Housing style affects density. Low density housing is very expensive, the infrastructure to service it (utilities, roads) the transportation routes to connect neighborhoods and services, and the land area needed to support this form of housing are quite consumptive. It is also very challenging to effect changes in a low density community, as there are few efficiencies of scale to adopt. The proposed Bamberton Community, on Vancouver Island is planned to house some 12,000 folk in a mixture of housing styles, and provide a multi-neighbourhood community which can host a wide variety of live-work arrangements, so residents have less need to exit the community on a regular basis. It is designed to be pedestrian friendly, and allow ready access to a wide variety of amenities, while retaining a large greenspace. While the neighbourhoods tend towards higher densities, the overall development is considered low density, due to the greenspace.
Most neighbourhoods contain few housing styles, and tend to have a single density. Zoning tends to be exclusive, rather than inclusive. Hosting a variety of housing styles allows for a wide range of affordability in a community. Towns such as Banff, Invermere and Whistler, have become so expensive, the employees of many of the businesses in town cannot afford to live in the community where they work. Pressuring your community leaders for a wider variety of housing types in a community helps resolve these issues. More variety of housing types also allows folks to find housing styles that meet their needs throughout their lives. As family size changes, you can move around the neighbourhood, rather than having to move across town.

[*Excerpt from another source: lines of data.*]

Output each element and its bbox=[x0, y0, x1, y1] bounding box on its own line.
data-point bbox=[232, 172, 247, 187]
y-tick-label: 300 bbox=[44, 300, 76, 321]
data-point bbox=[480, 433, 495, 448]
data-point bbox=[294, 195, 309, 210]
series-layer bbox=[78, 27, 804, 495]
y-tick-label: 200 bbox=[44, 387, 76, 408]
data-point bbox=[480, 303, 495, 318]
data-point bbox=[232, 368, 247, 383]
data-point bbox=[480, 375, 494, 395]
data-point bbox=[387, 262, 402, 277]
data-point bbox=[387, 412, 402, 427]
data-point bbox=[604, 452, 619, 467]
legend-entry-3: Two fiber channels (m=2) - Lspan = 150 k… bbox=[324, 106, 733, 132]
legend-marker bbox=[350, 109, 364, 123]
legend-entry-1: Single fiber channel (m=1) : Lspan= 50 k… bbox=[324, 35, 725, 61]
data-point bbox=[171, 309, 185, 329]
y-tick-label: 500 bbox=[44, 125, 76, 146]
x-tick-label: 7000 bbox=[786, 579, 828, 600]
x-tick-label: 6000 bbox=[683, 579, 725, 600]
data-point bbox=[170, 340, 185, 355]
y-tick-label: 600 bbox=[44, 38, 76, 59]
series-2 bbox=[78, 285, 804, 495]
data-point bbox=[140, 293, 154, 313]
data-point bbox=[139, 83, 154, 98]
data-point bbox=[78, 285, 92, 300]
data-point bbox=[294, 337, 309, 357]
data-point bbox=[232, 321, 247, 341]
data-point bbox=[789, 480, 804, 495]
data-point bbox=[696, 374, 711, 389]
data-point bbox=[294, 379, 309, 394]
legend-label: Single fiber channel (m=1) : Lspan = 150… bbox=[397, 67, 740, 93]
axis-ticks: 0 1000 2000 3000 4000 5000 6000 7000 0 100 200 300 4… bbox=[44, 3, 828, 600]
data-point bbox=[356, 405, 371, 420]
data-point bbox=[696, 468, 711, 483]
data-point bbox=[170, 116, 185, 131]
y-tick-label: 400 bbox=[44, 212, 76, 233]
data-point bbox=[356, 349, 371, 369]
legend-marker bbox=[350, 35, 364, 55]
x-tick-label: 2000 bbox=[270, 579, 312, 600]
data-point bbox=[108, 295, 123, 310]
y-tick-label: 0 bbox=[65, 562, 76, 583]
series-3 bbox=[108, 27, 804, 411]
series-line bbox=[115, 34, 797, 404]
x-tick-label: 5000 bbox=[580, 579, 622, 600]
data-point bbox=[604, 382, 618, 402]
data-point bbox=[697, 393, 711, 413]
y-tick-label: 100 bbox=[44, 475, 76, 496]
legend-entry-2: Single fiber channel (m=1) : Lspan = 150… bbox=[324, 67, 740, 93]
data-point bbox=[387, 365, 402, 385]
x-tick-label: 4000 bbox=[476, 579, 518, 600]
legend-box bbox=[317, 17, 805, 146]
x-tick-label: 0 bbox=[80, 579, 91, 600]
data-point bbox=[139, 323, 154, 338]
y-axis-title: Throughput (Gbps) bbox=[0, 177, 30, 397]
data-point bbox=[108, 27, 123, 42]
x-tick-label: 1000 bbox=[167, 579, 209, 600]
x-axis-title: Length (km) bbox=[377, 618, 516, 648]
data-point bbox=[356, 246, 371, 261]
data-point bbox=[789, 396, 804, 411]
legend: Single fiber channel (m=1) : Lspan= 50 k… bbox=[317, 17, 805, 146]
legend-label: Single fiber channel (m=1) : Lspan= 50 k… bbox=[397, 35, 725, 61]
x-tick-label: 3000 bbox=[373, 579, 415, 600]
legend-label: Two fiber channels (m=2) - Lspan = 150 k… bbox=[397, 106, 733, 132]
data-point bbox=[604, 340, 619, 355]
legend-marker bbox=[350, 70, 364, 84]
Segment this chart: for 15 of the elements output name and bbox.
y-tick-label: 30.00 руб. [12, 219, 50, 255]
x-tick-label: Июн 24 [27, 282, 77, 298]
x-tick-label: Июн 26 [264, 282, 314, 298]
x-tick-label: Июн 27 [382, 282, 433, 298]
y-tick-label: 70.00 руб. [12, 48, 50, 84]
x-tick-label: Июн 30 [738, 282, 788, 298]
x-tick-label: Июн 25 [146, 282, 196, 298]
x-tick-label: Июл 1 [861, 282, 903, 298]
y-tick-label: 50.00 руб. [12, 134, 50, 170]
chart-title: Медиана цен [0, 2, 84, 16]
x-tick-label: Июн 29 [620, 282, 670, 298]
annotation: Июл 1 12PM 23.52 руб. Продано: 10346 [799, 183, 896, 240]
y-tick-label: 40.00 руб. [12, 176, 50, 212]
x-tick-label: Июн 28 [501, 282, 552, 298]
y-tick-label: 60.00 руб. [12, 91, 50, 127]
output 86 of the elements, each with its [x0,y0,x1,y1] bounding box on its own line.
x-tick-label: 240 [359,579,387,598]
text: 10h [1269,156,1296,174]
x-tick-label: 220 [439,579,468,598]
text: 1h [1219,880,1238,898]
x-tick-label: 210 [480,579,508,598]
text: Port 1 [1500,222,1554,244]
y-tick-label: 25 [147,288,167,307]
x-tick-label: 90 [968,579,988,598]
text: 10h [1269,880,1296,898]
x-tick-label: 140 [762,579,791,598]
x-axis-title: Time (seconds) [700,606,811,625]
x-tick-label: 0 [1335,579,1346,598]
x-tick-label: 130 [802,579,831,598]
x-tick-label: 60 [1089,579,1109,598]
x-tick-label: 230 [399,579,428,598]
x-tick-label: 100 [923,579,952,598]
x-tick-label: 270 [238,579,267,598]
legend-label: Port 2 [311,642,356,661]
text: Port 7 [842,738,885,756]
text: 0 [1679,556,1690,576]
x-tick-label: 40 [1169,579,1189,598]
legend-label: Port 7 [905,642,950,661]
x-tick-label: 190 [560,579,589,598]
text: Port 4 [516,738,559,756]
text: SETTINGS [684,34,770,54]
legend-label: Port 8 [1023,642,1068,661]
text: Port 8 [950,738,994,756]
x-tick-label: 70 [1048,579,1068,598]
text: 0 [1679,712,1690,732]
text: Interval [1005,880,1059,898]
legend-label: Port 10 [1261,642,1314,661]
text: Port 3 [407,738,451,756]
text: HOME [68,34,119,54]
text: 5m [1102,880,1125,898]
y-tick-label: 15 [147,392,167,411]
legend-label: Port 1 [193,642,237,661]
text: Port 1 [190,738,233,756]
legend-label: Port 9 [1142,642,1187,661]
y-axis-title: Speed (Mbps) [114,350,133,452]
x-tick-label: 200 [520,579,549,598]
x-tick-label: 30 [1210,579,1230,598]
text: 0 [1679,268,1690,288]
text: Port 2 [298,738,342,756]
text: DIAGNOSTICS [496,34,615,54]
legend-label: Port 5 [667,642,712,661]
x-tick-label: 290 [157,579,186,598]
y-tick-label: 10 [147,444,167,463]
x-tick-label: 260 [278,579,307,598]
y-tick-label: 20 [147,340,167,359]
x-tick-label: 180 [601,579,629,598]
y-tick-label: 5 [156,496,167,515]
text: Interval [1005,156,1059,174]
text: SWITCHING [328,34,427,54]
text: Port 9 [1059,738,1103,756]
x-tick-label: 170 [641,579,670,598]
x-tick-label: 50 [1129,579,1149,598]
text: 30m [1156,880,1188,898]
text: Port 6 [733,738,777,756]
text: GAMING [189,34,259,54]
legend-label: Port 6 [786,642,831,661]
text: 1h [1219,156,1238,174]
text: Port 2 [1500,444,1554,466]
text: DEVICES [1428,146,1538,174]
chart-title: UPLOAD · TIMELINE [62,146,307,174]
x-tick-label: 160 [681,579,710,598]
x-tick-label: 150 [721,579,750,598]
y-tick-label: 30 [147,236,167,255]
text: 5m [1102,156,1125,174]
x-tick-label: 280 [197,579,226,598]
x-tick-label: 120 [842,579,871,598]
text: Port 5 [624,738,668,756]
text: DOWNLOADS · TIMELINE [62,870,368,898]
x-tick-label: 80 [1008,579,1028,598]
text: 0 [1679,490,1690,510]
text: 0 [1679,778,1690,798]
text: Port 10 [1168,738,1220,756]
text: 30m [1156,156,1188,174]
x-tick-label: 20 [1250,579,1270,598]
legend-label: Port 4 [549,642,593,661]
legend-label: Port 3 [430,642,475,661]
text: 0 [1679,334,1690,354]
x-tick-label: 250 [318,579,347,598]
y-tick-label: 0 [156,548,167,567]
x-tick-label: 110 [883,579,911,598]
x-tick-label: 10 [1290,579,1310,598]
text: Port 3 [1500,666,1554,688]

To take individual action, one could have an apartment space in their home, increasing income, while providing housing options and affordability for other individuals. Zoning allowing detached secondary suites, also known as garden suites allows an increase in density, although at higher cost. While many of us have concerns about truly high density living, possibly we all need to learn how to be better neighbors.
Cities with higher densities become far more enjoyable places to live. Compare Vancouver's downtown to Calgary's: Robson St., Davie St., Granville St., and others have throngs of people all day and night long. Calgary's downtown is famous for the rate at which it is evacuated at 5:00! Living in an active neighbourhood such as Vancouver offers may be sufficiently attractive to cause one to downsize their housing expectations, because the lifestyle surrounds you, rather than having to be created at home.
In conclusion, sustainability and financial prudence may well have much in common.